Written by Olivia Studdard, Staff Writer
One thing many people aren’t aware of is that November is National Novel Writing Month, often abbreviated as NaNoWriMo.
On Nov. 1, writers who participate will begin working towards the goal of completing a 50,000-word novel by 11:59 p.m. on Nov. 30. There have been over 250 published novels that were spawned during NaNoWriMo, one of the most famous being “Water for Elephants” by Sara Gruen.
This year, Odum Research Librarians Samantha Paul and Catherine Bowers decided to join in the fun by hosting a preparation party on Oct. 26. Students were invited to come to the party to read and gather plot ideas and more for their potential stories.
This wasn’t just a night for novel writers. The night also included instruction for students to come work on any academic papers they might have to complete. One of these students was Sara Barrera, a graduate student who came to the preparation night to work on her thesis paper.
“I’ve been working on it, but this is like time where I actually have to sit down and do it,” said Barrera. “I’m here to work on a paper, but I want to write it as a story. Academic writing is so boring; I want to spice it up a little.”
The class was two hours long and consisted of seven minute intervals where participants had the chance to rotate through stations set up throughout the room. The stations had various books set up to spark inspiration about the details of writing a novel including who, where, when and why.

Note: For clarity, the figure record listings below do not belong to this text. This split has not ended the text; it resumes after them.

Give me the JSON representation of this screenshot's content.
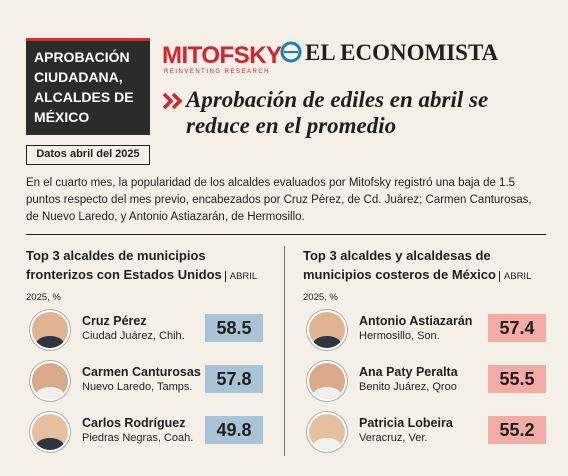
{
  "header": {
    "title": "APROBACIÓN CIUDADANA, ALCALDES DE MÉXICO",
    "date_label": "Datos abril del 2025",
    "logo_mitofsky": "MITOFSKY",
    "logo_tagline": "REINVENTING RESEARCH",
    "logo_economista": "EL ECONOMISTA",
    "headline": "Aprobación de ediles en abril se reduce en el promedio"
  },
  "intro": "En el cuarto mes, la popularidad de los alcaldes evaluados por Mitofsky registró una baja de 1.5 puntos respecto del mes previo, encabezados por Cruz Pérez, de Cd. Juárez; Carmen Canturosas, de Nuevo Laredo, y Antonio Astiazarán, de Hermosillo.",
  "left": {
    "title": "Top 3 alcaldes de municipios fronterizos con Estados Unidos",
    "note": "ABRIL 2025, %",
    "items": [
      {
        "name": "Cruz Pérez",
        "place": "Ciudad Juárez, Chih.",
        "value": 58.5
      },
      {
        "name": "Carmen Canturosas",
        "place": "Nuevo Laredo, Tamps.",
        "value": 57.8
      },
      {
        "name": "Carlos Rodríguez",
        "place": "Piedras Negras, Coah.",
        "value": 49.8
      }
    ]
  },
  "right": {
    "title": "Top 3 alcaldes y alcaldesas de municipios costeros de México",
    "note": "ABRIL 2025, %",
    "items": [
      {
        "name": "Antonio Astiazarán",
        "place": "Hermosillo, Son.",
        "value": 57.4
      },
      {
        "name": "Ana Paty Peralta",
        "place": "Benito Juárez, Qroo",
        "value": 55.5
      },
      {
        "name": "Patricia Lobeira",
        "place": "Veracruz, Ver.",
        "value": 55.2
      }
    ]
  }
}
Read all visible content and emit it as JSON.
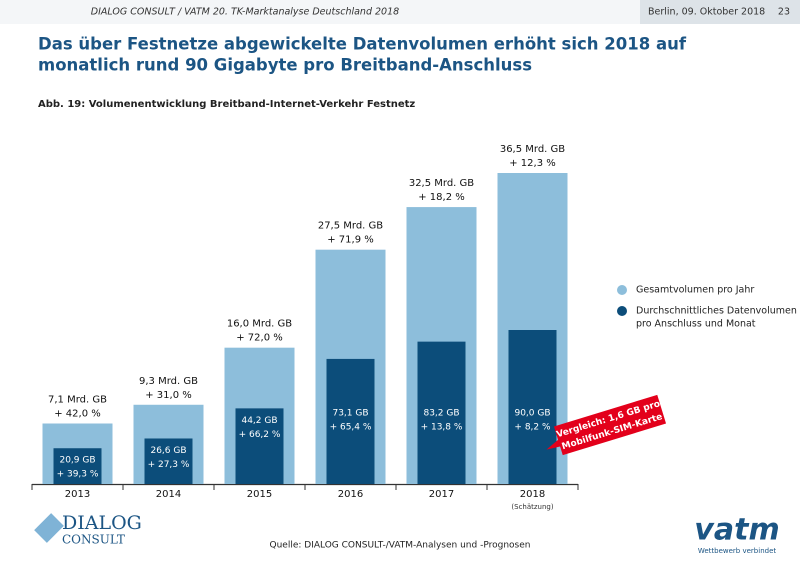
{
  "header": {
    "left": "DIALOG CONSULT / VATM 20. TK-Marktanalyse Deutschland 2018",
    "date": "Berlin, 09. Oktober 2018",
    "page": "23"
  },
  "chart_data": {
    "type": "bar",
    "title": [
      "Das über Festnetze abgewickelte Datenvolumen erhöht sich 2018 auf",
      "monatlich rund 90 Gigabyte pro Breitband-Anschluss"
    ],
    "subtitle": "Abb. 19: Volumenentwicklung Breitband-Internet-Verkehr Festnetz",
    "categories": [
      "2013",
      "2014",
      "2015",
      "2016",
      "2017",
      "2018"
    ],
    "category_notes": [
      null,
      null,
      null,
      null,
      null,
      "(Schätzung)"
    ],
    "series": [
      {
        "name": "Gesamtvolumen pro Jahr",
        "color": "#8dbedb",
        "values": [
          7.1,
          9.3,
          16.0,
          27.5,
          32.5,
          36.5
        ],
        "value_labels": [
          "7,1 Mrd. GB",
          "9,3 Mrd. GB",
          "16,0 Mrd. GB",
          "27,5 Mrd. GB",
          "32,5 Mrd. GB",
          "36,5 Mrd. GB"
        ],
        "growth": [
          42.0,
          31.0,
          72.0,
          71.9,
          18.2,
          12.3
        ],
        "growth_labels": [
          "+ 42,0 %",
          "+ 31,0 %",
          "+ 72,0 %",
          "+ 71,9 %",
          "+ 18,2 %",
          "+ 12,3 %"
        ]
      },
      {
        "name": "Durchschnittliches Datenvolumen pro Anschluss und Monat",
        "color": "#0c4d7a",
        "values": [
          20.9,
          26.6,
          44.2,
          73.1,
          83.2,
          90.0
        ],
        "value_labels": [
          "20,9 GB",
          "26,6 GB",
          "44,2 GB",
          "73,1 GB",
          "83,2 GB",
          "90,0 GB"
        ],
        "growth": [
          39.3,
          27.3,
          66.2,
          65.4,
          13.8,
          8.2
        ],
        "growth_labels": [
          "+ 39,3 %",
          "+ 27,3 %",
          "+ 66,2 %",
          "+ 65,4 %",
          "+ 13,8 %",
          "+ 8,2 %"
        ]
      }
    ],
    "legend": [
      "Gesamtvolumen pro Jahr",
      [
        "Durchschnittliches Datenvolumen",
        "pro Anschluss und Monat"
      ]
    ],
    "annotation": [
      "Vergleich: 1,6 GB pro",
      "Mobilfunk-SIM-Karte"
    ]
  },
  "source": "Quelle: DIALOG CONSULT-/VATM-Analysen und -Prognosen",
  "logos": {
    "dialog": "DIALOG",
    "consult": "CONSULT",
    "vatm": "vatm",
    "vatm_tagline": "Wettbewerb verbindet"
  }
}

After an hour, Paul and Bowers took the reins and gave pointers on how to quickly develop a plot for your writing.
“The two types of writers are the plotters and the planners,” Bowers said. “The planners are the people who map their entire story out before writing it, probably a very effective method if you actually want to complete your novel in a month. Then there are the plotters, who basically ride by the seat of their pants the entire time they’re writing.”
The two librarians used their time to brainstorm and show how much writing and libraries should be valued.
“I think people underestimate what the library is,” Paul said. “It’s a community helping each other, supporting each other. You get what you need to be more successful along the way.”
Odum Library will host three more events for NaNoWriMo during the month. However, these will focus more on intense lightning writing, or “getting it done,” as Paul said. These three sessions will be held on Nov. 10, 16 and 28.
“I think if more people knew about this it would have so much potential,” said Barrera. “It’s about expanding your creativity, organizing and getting ideas for whatever you’re working on while getting support along the journey.”